Shortages of basic commodities have been a problem since the start of the coronavirus pandemic. Access to medical supplies, computer chips, home appliances, cars and other goods has been hit by factory closures and virus outbreaks, as well as storms and other climate-related events.
Products specifically for young children are offered, including goat’s milk powder and plant-based milk powders.
One banner ad on Amazon offers “Organic Non-GMO Formula for Babies and Toddlers,” but a close inspection of the product’s photo shows it’s only intended for babies over 12 months old. Other advertisements for infant formula appear on the Amazon website on the Unavailable Infant formula pages.

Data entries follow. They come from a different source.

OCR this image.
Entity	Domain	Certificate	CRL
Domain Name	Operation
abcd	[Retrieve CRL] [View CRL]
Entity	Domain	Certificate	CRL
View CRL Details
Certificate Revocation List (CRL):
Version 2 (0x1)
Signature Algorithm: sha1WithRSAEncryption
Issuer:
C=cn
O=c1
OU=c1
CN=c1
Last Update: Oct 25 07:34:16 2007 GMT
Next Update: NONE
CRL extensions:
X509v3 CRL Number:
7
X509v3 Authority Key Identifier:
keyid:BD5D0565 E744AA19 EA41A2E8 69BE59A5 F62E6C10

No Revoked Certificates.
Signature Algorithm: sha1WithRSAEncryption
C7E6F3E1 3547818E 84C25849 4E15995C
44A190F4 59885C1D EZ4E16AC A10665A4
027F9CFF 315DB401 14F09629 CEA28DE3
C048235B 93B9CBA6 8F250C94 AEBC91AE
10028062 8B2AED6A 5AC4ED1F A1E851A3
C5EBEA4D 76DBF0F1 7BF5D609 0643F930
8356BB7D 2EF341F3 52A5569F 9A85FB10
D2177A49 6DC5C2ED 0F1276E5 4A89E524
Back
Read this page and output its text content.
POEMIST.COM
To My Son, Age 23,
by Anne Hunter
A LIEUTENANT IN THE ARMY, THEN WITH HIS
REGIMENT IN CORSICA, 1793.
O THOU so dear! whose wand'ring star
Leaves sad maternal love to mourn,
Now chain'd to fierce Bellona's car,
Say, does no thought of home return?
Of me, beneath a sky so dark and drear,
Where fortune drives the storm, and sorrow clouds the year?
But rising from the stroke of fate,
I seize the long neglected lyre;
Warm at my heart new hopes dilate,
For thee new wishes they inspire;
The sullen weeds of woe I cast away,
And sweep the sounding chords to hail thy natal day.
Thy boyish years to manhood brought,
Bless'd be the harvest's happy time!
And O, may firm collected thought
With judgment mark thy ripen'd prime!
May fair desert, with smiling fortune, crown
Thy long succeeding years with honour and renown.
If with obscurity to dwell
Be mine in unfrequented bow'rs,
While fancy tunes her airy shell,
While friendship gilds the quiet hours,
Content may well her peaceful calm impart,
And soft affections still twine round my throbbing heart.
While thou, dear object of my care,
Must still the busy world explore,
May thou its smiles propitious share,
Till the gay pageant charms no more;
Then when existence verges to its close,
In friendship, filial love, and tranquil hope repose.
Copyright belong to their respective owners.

Baby formula cans often look a lot like cans of baby formula, but the ingredients are distinct, as baby formula sometimes contains more sugar and calories, said Frances Fleming Millesi, UConn’s director of marketing initiatives at the Rudd Center who has studied infant formula packaging. Also, infant formula does not follow the Food and Drug Administration’s standards for milk.
“It’s not like you’re buying a pair of shoes. It’s somewhat more risky,” Fleming Melici said. “They serve something you shouldn’t give your child.”
Dr. Navneet Hundal, a pediatric gastroenterologist at Massachusetts General Hospital in Boston, said she and other pediatricians have been formula deficient for months. She said that Formula Ones had stopped giving out samples that she could pass on to her parents. She advises new parents to speak to their pediatricians to see if there are other brands of formula they can safely give their newborns.
“This governs our clinical practices at the moment,” she said.
The safety recall exacerbated the challenges.
The Food and Drug Administration warned consumers on February 17 to avoid some powdered infant formula products from the Sturgis, Michigan facility operated by Abbott Nutrition, which then began a voluntary recall. According to findings published by federal safety inspectors in March, Abbott failed to maintain sanitary conditions and procedures at the plant.
The FDA began its investigation after four children developed a rare bacterial infection after eating a factory-made formula. The four were taken to hospital and two died. “There is no evidence linking our formulations to these pediatric diseases,” Chicago-based Abbott said in a statement. Abbott noted that the bacteria samples collected from the infants did not match those found at the company’s plant.
Pending FDA approval, Abbott said, “we can restart the site in two weeks.” The company will first start producing EleCare, Alimentum and Metabolite formulations and then start producing Similac and other formulas. Once production begins, it will take six to eight weeks for infant formula to be available on shelves.
On Tuesday, the US Food and Drug Administration said it was working with US manufacturers to increase their production and simplify paperwork to allow for more imports.
“We recognize that this is certainly a challenge for people across the country, and it is something the president is very focused on and we will do everything we can to cut red tape and take steps to increase supply,” White House Press Secretary Jen Psaki told reporters.
Meanwhile, the shortage was politicized Thursday as Republicans including Texas Governor Greg Abbott criticized the Biden administration for providing infant formula to children detained at the US-Mexico border.
Biden, in a letter sent Thursday to the Federal Trade Commission, pressed the independent agency “to bring all the Commission’s tools to bear” to investigate and act in response to reports of fraud or price gouging as a result of the supply disruption.
“It is unacceptable for families to waste time and spend hundreds of dollars more on the actions of price manipulators,” he wrote to FTC Chair Lina Khan.
Eaton Robb reported from Columbia, Connecticut. Associated Press writers Mike Catalini in Trenton, New Jersey, Steve LeBlanc in Boston, Brady McCombs in Salt Lake City, and Amanda Seitz in Washington contributed to this report.